Très jeune, elle entre chez les Ursulines de Tours. 

Première collaboratrice de Mère Marie de l’Incarnation, elle l’accompagne au Canada en 1639. 

Elle meurt à Québec le 4 avril 1652. 

Malade pendant plusieurs mois, elle offre ses souffrances et même sa mort pour la conversion des sauvages, l’affermissement de la colonie française et la sainteté de sa communauté. 

« Dieu est suave à ceux qui L’aiment. » Mère Saint-Joseph.
Mère Saint-Joseph est d’une humeur charmante; au temps de la récréation elle nous fait pleurer à force de rire; il serait bien difficile d’engendrer mélancolie auprès d’elle.
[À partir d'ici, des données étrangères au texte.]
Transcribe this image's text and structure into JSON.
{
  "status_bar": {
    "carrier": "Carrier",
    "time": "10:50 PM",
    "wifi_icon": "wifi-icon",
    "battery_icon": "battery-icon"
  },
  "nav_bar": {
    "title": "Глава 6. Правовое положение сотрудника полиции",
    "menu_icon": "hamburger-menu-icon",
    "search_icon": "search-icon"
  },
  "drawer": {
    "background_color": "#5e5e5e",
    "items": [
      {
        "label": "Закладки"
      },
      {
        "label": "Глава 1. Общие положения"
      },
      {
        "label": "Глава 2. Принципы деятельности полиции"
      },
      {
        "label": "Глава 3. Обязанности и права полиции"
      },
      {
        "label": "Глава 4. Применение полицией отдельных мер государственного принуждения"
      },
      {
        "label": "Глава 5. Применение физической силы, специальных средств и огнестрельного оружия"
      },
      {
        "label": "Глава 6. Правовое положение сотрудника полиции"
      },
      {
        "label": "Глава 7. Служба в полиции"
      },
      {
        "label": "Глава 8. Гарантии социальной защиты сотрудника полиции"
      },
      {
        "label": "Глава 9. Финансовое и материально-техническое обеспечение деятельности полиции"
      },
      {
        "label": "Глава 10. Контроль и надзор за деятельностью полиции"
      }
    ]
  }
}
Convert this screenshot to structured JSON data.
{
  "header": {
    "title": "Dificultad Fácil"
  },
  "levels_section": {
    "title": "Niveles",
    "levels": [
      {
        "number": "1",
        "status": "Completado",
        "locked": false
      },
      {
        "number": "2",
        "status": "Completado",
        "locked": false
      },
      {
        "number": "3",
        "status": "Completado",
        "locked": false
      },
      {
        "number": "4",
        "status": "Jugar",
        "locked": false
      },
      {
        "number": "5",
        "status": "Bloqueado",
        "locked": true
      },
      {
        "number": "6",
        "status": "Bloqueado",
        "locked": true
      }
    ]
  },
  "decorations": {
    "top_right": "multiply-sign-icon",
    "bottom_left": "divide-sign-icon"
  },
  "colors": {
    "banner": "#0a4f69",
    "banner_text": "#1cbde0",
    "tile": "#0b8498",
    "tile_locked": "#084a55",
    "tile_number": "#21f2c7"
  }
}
Elle est maîtresse de nos petites séminaristes, qu’elle aime comme une mère aime ses enfants. Après le catéchisme elle leur apprend à chanter et à toucher sur la viole, la note des cantiques spirituels : parfois elle les fait danser à la mode des sauvages. Ces petites prient Mme de la Peltrie de danser avec elle, ce qu’elle fait mais de si bonne grâce qu’il y a du plaisir à la voir.